Lors de la crise du Covid, on constate la spectaculaire envolée de la dette par trimestre en 2020. Au deuxième trimestre 2020, la dette totale allemande a augmenté de 10,4 points de pourcentage du PIB, dont 6 % pour la dette publique. La croissance de l’endettement s’est ensuite ralentie.
Au deuxième trimestre 2021, pour la première fois depuis le dernier trimestre 2019, la dette totale allemande s’est résorbée, notamment sous l’impulsion du désendettement du secteur privé.

Au Royaume-Uni, une forte hausse de la dette publique
Alors que la dette publique britannique se situait à un niveau inférieur à la dette des ménages et des entreprises non financières au début des années 2000, la crise des subprimes, puis du Covid-19 l’ont fait fortement augmenter. La dette totale du Royaume-Uni est ainsi passée de 163 % du PIB en 2000 à 254 % au deuxième trimestre 2021, son plus haut historique, 24 points au-dessus de la moyenne de la zone euro.

Dans le détail des composantes de la dette totale britannique, on observe les dynamiques suivantes :
- En 2000, la dette des administrations publiques au Royaume-Uni s’établit à 38 % du PIB, un niveau qui reste stable jusqu’à la crise des subprimes. En octobre 2008, le gouvernement britannique annonce un plan de sauvetage des banques privées, et propose une entrée à leur capital jusqu’à 50 milliards de livres. Entre le premier trimestre 2008 et le premier trimestre 2012, la dette publique double, passant de 42 % à 80 % du PIB. Elle se stabilise autour de ce seuil jusqu’en 2020, avant que la crise sanitaire ne la fasse réaugmenter. Elle s’établit à 105 % du PIB au deuxième trimestre 2021.
- Entre 2000 et fin 2009, la dette des ménages britanniques augmente, passant de 63 % à 96 % du PIB. Cet endettement est notamment dû à l’augmentation des prix de l’immobilier sur cette période au Royaume-Uni ayant pesé sur les ménages. Depuis 2009, l’endettement des ménages a diminué pour se stabiliser légèrement au-dessus de 80 % du PIB, avant d’augmenter avec la crise du Covid-19. Au deuxième trimestre 2021, l’endettement des ménages britanniques représente 88 % du PIB, un retour à son niveau de fin 2013.
- Après une hausse de leur endettement entre 2000 et 2010 les entreprises britanniques se sont désendettées progressivement, pour atteindre 60 % du PIB au deuxième trimestre 2021. Il est intéressant de voir que la crise du Covid n’a pas provoqué de hausse significative du niveau d’endettement des entreprises britanniques.

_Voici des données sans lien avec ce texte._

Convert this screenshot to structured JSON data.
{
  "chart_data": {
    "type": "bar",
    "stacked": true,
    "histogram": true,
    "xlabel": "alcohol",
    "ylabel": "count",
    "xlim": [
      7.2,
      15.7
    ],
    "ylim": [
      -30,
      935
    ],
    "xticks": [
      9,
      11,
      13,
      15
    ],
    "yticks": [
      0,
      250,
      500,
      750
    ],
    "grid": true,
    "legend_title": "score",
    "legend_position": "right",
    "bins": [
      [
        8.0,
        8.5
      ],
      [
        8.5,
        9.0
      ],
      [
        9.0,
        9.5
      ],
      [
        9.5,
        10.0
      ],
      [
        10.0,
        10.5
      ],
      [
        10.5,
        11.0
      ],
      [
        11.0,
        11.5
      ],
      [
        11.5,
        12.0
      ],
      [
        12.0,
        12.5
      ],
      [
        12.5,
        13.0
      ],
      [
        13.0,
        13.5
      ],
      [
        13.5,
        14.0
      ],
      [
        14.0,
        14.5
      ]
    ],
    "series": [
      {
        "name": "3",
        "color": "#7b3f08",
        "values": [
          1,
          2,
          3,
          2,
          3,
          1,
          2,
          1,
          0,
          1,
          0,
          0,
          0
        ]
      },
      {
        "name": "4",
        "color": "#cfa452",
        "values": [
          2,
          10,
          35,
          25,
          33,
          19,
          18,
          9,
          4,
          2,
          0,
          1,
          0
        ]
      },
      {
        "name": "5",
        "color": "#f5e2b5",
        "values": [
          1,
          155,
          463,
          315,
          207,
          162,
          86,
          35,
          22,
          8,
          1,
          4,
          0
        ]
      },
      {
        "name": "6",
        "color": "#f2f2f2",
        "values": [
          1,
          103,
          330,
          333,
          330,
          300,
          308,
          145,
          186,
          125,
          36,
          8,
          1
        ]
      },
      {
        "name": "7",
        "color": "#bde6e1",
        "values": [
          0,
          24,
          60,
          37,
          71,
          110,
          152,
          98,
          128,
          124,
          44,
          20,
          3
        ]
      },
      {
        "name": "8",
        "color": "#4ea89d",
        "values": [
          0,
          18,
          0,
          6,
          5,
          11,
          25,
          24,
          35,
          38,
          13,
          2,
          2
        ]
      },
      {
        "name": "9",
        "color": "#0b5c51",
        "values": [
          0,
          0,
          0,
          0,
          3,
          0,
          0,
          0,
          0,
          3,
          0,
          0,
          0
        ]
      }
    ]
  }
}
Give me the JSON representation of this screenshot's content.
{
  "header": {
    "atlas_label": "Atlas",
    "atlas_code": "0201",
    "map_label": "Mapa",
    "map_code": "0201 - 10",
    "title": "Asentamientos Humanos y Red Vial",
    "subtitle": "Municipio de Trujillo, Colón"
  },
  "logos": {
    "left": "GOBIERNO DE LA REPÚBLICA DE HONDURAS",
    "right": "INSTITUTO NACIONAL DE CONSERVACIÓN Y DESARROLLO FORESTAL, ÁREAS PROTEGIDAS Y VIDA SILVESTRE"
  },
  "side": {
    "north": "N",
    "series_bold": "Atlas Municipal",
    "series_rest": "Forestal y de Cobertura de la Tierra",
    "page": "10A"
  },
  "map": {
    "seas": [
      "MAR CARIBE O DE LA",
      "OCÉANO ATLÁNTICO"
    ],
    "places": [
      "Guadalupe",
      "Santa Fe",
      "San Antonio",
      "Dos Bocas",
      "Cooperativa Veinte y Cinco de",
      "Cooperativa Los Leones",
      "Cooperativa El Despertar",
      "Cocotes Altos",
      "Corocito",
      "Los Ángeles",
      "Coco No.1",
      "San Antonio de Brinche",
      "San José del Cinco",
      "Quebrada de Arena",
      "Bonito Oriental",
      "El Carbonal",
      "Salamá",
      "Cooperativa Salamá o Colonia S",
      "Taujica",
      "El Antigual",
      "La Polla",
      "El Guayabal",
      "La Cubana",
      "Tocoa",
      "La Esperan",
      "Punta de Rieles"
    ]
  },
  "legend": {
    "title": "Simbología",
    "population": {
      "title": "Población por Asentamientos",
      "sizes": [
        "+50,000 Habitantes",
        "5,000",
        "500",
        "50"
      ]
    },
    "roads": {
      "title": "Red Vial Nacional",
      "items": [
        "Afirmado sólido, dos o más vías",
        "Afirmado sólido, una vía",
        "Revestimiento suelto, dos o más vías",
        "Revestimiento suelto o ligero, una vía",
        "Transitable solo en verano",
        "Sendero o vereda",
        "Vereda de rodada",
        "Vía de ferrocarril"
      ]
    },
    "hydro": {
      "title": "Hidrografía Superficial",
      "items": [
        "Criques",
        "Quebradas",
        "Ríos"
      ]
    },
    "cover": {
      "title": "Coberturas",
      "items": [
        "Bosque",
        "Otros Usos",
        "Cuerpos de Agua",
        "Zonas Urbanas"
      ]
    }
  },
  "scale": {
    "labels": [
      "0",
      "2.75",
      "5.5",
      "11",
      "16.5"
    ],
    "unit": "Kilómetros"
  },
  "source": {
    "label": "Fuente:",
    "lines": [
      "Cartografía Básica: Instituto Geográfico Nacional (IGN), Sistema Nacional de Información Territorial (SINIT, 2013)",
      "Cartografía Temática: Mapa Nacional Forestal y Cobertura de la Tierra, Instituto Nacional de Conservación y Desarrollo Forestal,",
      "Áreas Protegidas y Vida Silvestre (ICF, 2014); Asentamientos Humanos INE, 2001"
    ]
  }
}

L’analyse de l’évolution trimestrielle de l’endettement fait apparaître clairement les deux périodes de forte hausse de la dette publique britannique en 2009 et 2020.
En 2009, elle a ainsi augmenté en moyenne de 3,7 points de pourcentage du PIB par trimestre, avant que sa progression ne ralentisse, puis se mette à décroître entre 2016 et 2019. On constate également la baisse spectaculaire de l’endettement des entreprises non financières en 2013, de 10,1 points de pourcentage du PIB au dernier trimestre 2013.

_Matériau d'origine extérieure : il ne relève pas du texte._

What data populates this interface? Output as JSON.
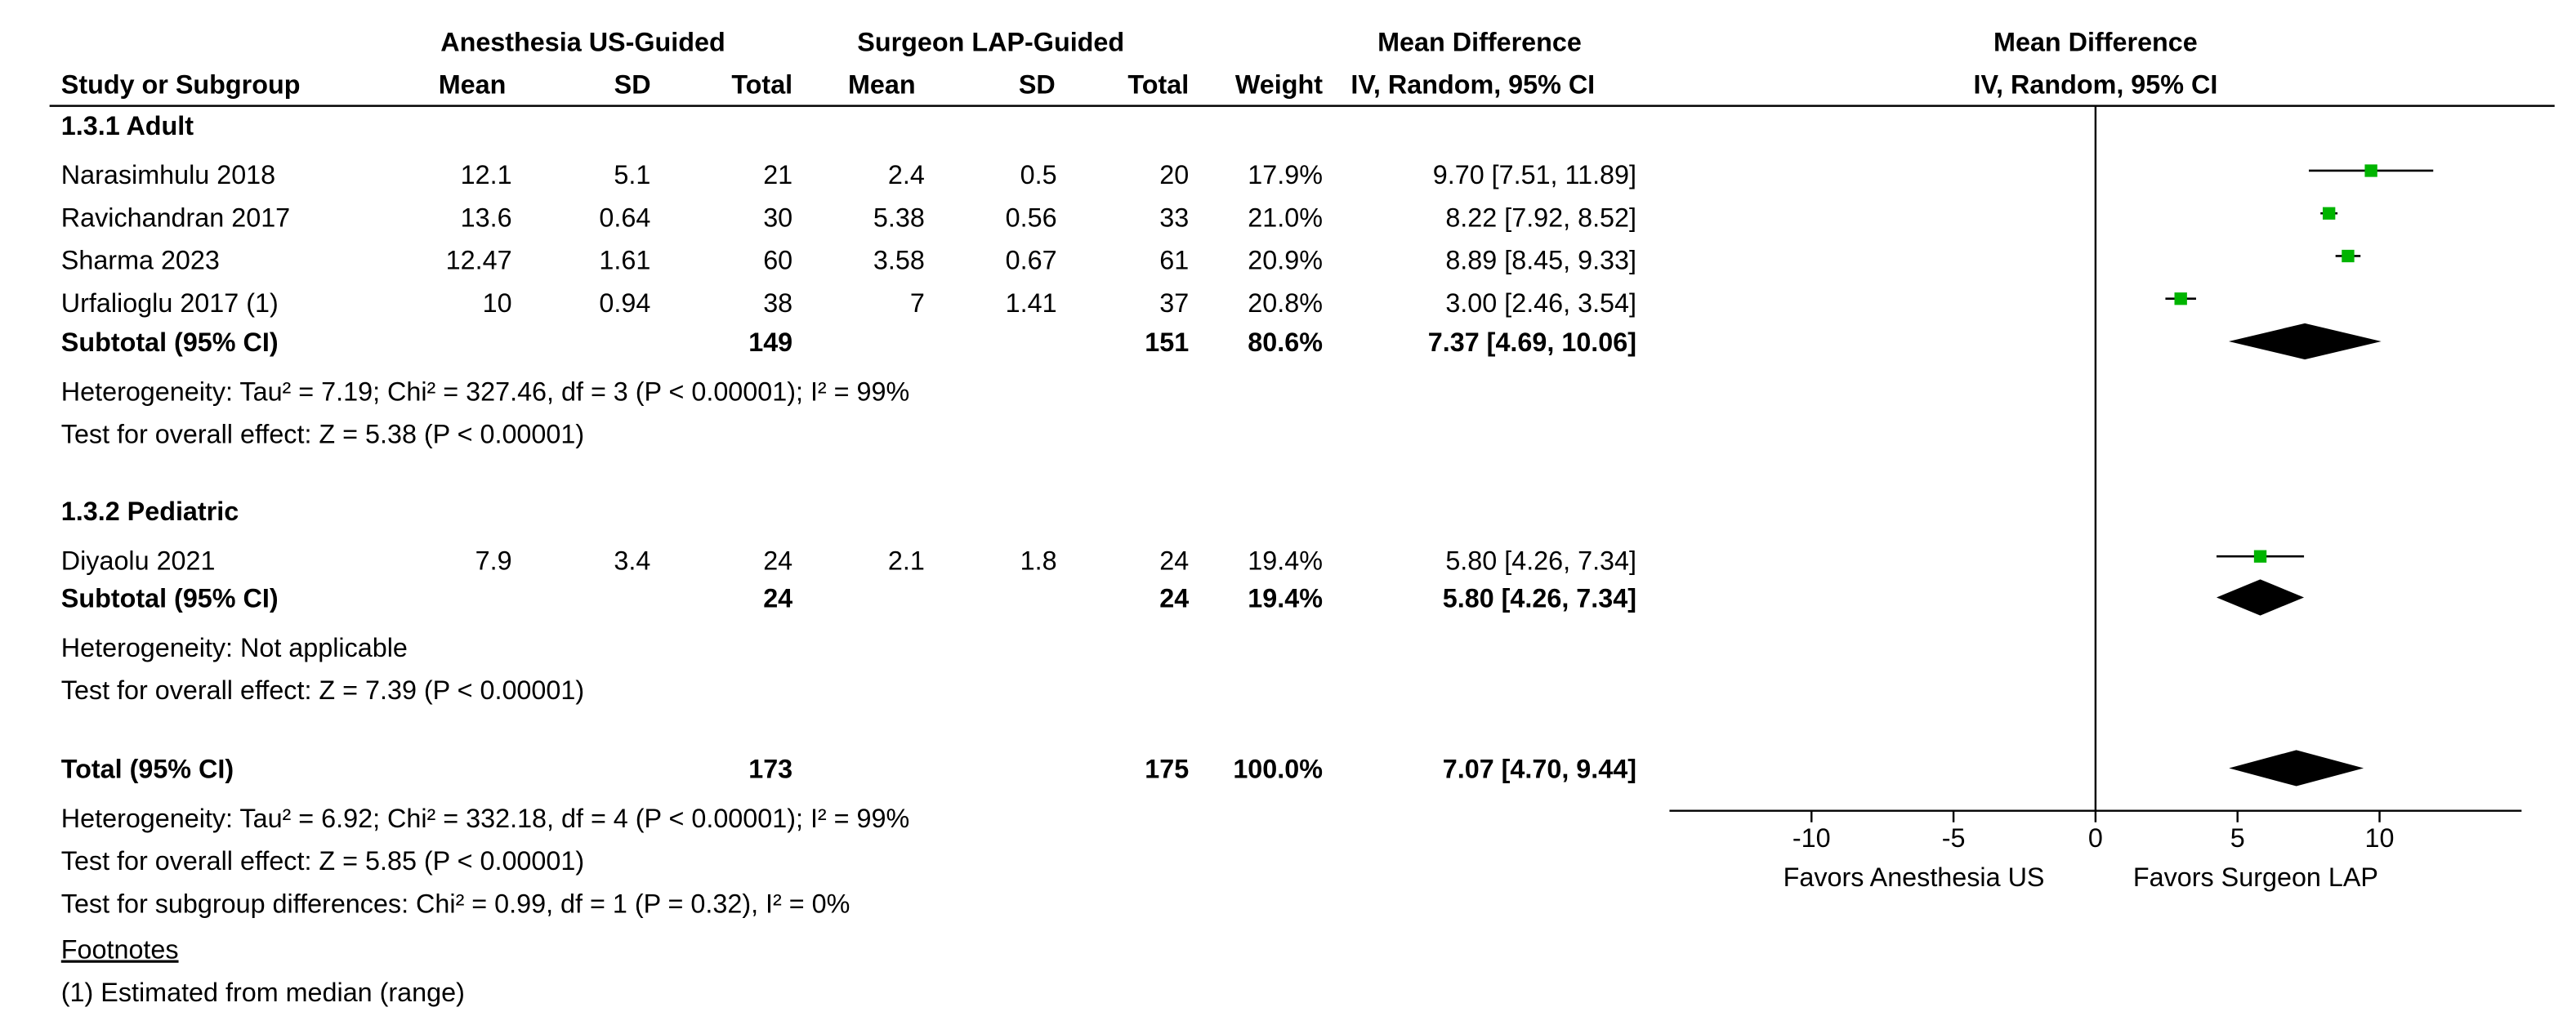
{
  "header": {
    "group1": "Anesthesia US-Guided",
    "group2": "Surgeon LAP-Guided",
    "md_title": "Mean Difference",
    "md_method": "IV, Random, 95% CI",
    "study_col": "Study or Subgroup",
    "mean": "Mean",
    "sd": "SD",
    "total": "Total",
    "weight": "Weight"
  },
  "subgroups": [
    {
      "title": "1.3.1 Adult",
      "studies": [
        {
          "name": "Narasimhulu 2018",
          "m1": "12.1",
          "sd1": "5.1",
          "n1": "21",
          "m2": "2.4",
          "sd2": "0.5",
          "n2": "20",
          "weight": "17.9%",
          "ci": "9.70 [7.51, 11.89]"
        },
        {
          "name": "Ravichandran 2017",
          "m1": "13.6",
          "sd1": "0.64",
          "n1": "30",
          "m2": "5.38",
          "sd2": "0.56",
          "n2": "33",
          "weight": "21.0%",
          "ci": "8.22 [7.92, 8.52]"
        },
        {
          "name": "Sharma 2023",
          "m1": "12.47",
          "sd1": "1.61",
          "n1": "60",
          "m2": "3.58",
          "sd2": "0.67",
          "n2": "61",
          "weight": "20.9%",
          "ci": "8.89 [8.45, 9.33]"
        },
        {
          "name": "Urfalioglu 2017 (1)",
          "m1": "10",
          "sd1": "0.94",
          "n1": "38",
          "m2": "7",
          "sd2": "1.41",
          "n2": "37",
          "weight": "20.8%",
          "ci": "3.00 [2.46, 3.54]"
        }
      ],
      "subtotal": {
        "label": "Subtotal (95% CI)",
        "n1": "149",
        "n2": "151",
        "weight": "80.6%",
        "ci": "7.37 [4.69, 10.06]"
      },
      "heterogeneity": "Heterogeneity: Tau² = 7.19; Chi² = 327.46, df = 3 (P < 0.00001); I² = 99%",
      "overall": "Test for overall effect: Z = 5.38 (P < 0.00001)"
    },
    {
      "title": "1.3.2 Pediatric",
      "studies": [
        {
          "name": "Diyaolu 2021",
          "m1": "7.9",
          "sd1": "3.4",
          "n1": "24",
          "m2": "2.1",
          "sd2": "1.8",
          "n2": "24",
          "weight": "19.4%",
          "ci": "5.80 [4.26, 7.34]"
        }
      ],
      "subtotal": {
        "label": "Subtotal (95% CI)",
        "n1": "24",
        "n2": "24",
        "weight": "19.4%",
        "ci": "5.80 [4.26, 7.34]"
      },
      "heterogeneity": "Heterogeneity: Not applicable",
      "overall": "Test for overall effect: Z = 7.39 (P < 0.00001)"
    }
  ],
  "total": {
    "label": "Total (95% CI)",
    "n1": "173",
    "n2": "175",
    "weight": "100.0%",
    "ci": "7.07 [4.70, 9.44]",
    "heterogeneity": "Heterogeneity: Tau² = 6.92; Chi² = 332.18, df = 4 (P < 0.00001); I² = 99%",
    "overall": "Test for overall effect: Z = 5.85 (P < 0.00001)",
    "subgroup_diff": "Test for subgroup differences: Chi² = 0.99, df = 1 (P = 0.32), I² = 0%"
  },
  "footnotes": {
    "title": "Footnotes",
    "items": [
      "(1) Estimated from median (range)"
    ]
  },
  "axis": {
    "favors_left": "Favors Anesthesia US",
    "favors_right": "Favors Surgeon LAP"
  },
  "colors": {
    "study_marker": "#00b400",
    "diamond": "#000000",
    "line": "#000000"
  },
  "chart_data": {
    "type": "forest",
    "title": "Mean Difference",
    "subtitle": "IV, Random, 95% CI",
    "xlabel": "",
    "ylabel": "",
    "xlim": [
      -15,
      15
    ],
    "xticks": [
      -10,
      -5,
      0,
      5,
      10
    ],
    "xtick_labels": [
      "-10",
      "-5",
      "0",
      "5",
      "10"
    ],
    "favors_left": "Favors Anesthesia US",
    "favors_right": "Favors Surgeon LAP",
    "studies": [
      {
        "name": "Narasimhulu 2018",
        "subgroup": "1.3.1 Adult",
        "md": 9.7,
        "lower": 7.51,
        "upper": 11.89,
        "weight": 17.9
      },
      {
        "name": "Ravichandran 2017",
        "subgroup": "1.3.1 Adult",
        "md": 8.22,
        "lower": 7.92,
        "upper": 8.52,
        "weight": 21.0
      },
      {
        "name": "Sharma 2023",
        "subgroup": "1.3.1 Adult",
        "md": 8.89,
        "lower": 8.45,
        "upper": 9.33,
        "weight": 20.9
      },
      {
        "name": "Urfalioglu 2017 (1)",
        "subgroup": "1.3.1 Adult",
        "md": 3.0,
        "lower": 2.46,
        "upper": 3.54,
        "weight": 20.8
      },
      {
        "name": "Diyaolu 2021",
        "subgroup": "1.3.2 Pediatric",
        "md": 5.8,
        "lower": 4.26,
        "upper": 7.34,
        "weight": 19.4
      }
    ],
    "pooled": [
      {
        "name": "Subtotal Adult",
        "md": 7.37,
        "lower": 4.69,
        "upper": 10.06
      },
      {
        "name": "Subtotal Pediatric",
        "md": 5.8,
        "lower": 4.26,
        "upper": 7.34
      },
      {
        "name": "Total",
        "md": 7.07,
        "lower": 4.7,
        "upper": 9.44
      }
    ]
  }
}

En 2020, la dette totale britannique a augmenté de 18,6 points de pourcentage du PIB au deuxième trimestre, soit quasiment le double de l’augmentation constatée en Allemagne. La dette publique représente 11,5 points de pourcentage du PIB de cette augmentation, la dette des entreprises 4,5 points et la dette des ménages 2,5 points. La dette publique a encore augmenté de 4,3 puis 5,2 points de pourcentage du PIB aux troisième et quatrième trimestres 2020.
Au deuxième trimestre 2021, pour la première fois depuis fin 2019, la dette totale s’est résorbée de 4,6 points de pourcentage du PIB, sous l’impulsion du désendettement des ménages et des entreprises.

L’Allemagne et le Royaume-Uni ont donc connu des dynamiques d’endettement bien différentes ces vingt dernières années. Alors que l’Allemagne a connu une baisse de son endettement privé et une stabilité de son endettement public depuis vingt ans, le Royaume-Uni a connu un doublement de son endettement public et une hausse de l’endettement des ménages, notamment en raison de l’augmentation des prix de l’immobilier.
La crise sanitaire de 2020 a fait repartir l’endettement public des deux pays. Au deuxième trimestre 2021, leur endettement total a cependant commencé à se résorber.